| Tour of duty extended reserve forces Original Source Link: (May no longer be active) http://www.boston.com/dailynews/252/region/Tour_of_duty_extended_for_Nati:.shtmlhttp://www.boston.com/dailynews/252/region/Tour_of_duty_extended_for_Nati:.shtml
Tour of duty extended for National Guard and Reserve forces in Iraq campaign By Pauline Jelinek, Associated Press, 9/9/2003 08:02
WASHINGTON (AP) Like active duty troops held longer than expected in Iraq, National Guard and reservists also are having their tours of duty extended, defense officials said Tuesday.
With the Army stretched thin by the Iraq campaign, the global war on terror and other duty around the world, officials ordered that Guard and Army Reserve troops now in Iraq and surrounding countries serve 12-month tours.

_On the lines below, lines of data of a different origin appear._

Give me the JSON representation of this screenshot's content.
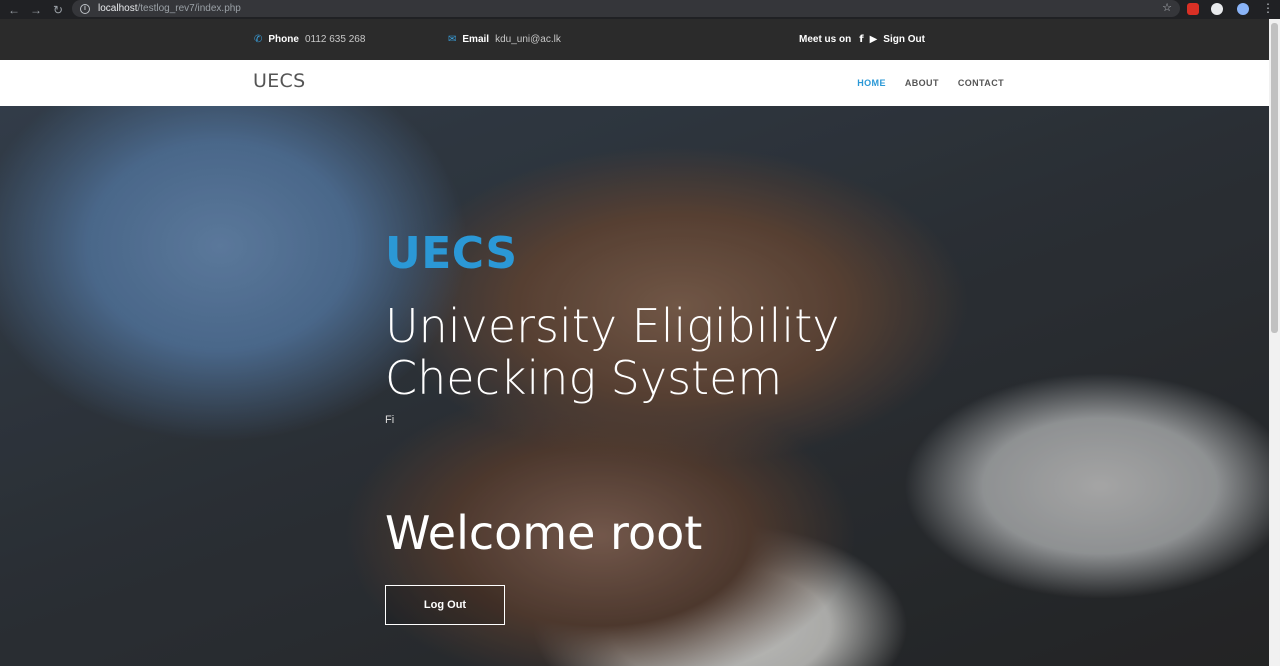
{
  "browser": {
    "url_host": "localhost",
    "url_path": "/testlog_rev7/index.php"
  },
  "topbar": {
    "phone_label": "Phone",
    "phone_value": "0112 635 268",
    "email_label": "Email",
    "email_value": "kdu_uni@ac.lk",
    "social_label": "Meet us on",
    "signout": "Sign Out"
  },
  "navbar": {
    "brand": "UECS",
    "menu": [
      "HOME",
      "ABOUT",
      "CONTACT"
    ]
  },
  "hero": {
    "title": "UECS",
    "subtitle": "University Eligibility Checking System",
    "small_text": "Fi",
    "welcome": "Welcome root",
    "logout_button": "Log Out"
  },
  "colors": {
    "accent": "#2b98d6",
    "topbar_bg": "#2b2b2b"
  },
  "icons": {
    "phone": "phone-icon",
    "email": "envelope-icon",
    "facebook": "facebook-icon",
    "youtube": "youtube-icon"
  }
}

The new order, signed Friday night and not publicly announced, covers some 20,000 people and means some of them will remain months longer than they thought they would, officials said.
There are 130,000 Americans including active duty inside Iraq and more than 40,000 more in Kuwait, Qatar and so on.
The subject of troop rotation has been a sensitive one in the Iraq campaign, with some soldiers and their families complaining bitterly about delays in their homecoming. Members of the 3rd Infantry Division, for instance, fought their way to Baghdad in late March and were told they'd be going home, only to remain in Iraq for months afterward because of continuing problems the coalition encountered in ending the violence there.
But officials said the Guard and reservists mobilized are still needed in Iraq to augment active duty troops in skills across the spectrum, including as military police, civil affairs officers and other duties.
Earlier in the summer, the Pentagon spent weeks struggling to come up with a troop rotation plan because the Army has become so stretched during the Bush presidency, with major commitments in Afghanistan and Iraq in addition to peacekeeping in Bosnia and Kosovo and long-standing deployments in South Korea, Japan, Germany and the Sinai peninsula.
The Army, the largest of the armed services, has had portions of every major active-duty combat unit committed to either Iraq or Afghanistan, with the exception of the 2nd Infantry Division, which is in Korea.
In announcing the rotation plan in late July, officials said units that went to Iraq next were to serve one-year tours, with a few exceptions. One exception was the National Guard brigades, which will serve six-month tours.
In other words, Friday's order applies only to troops already in the theater of battle and not those scheduled to deploy in coming months.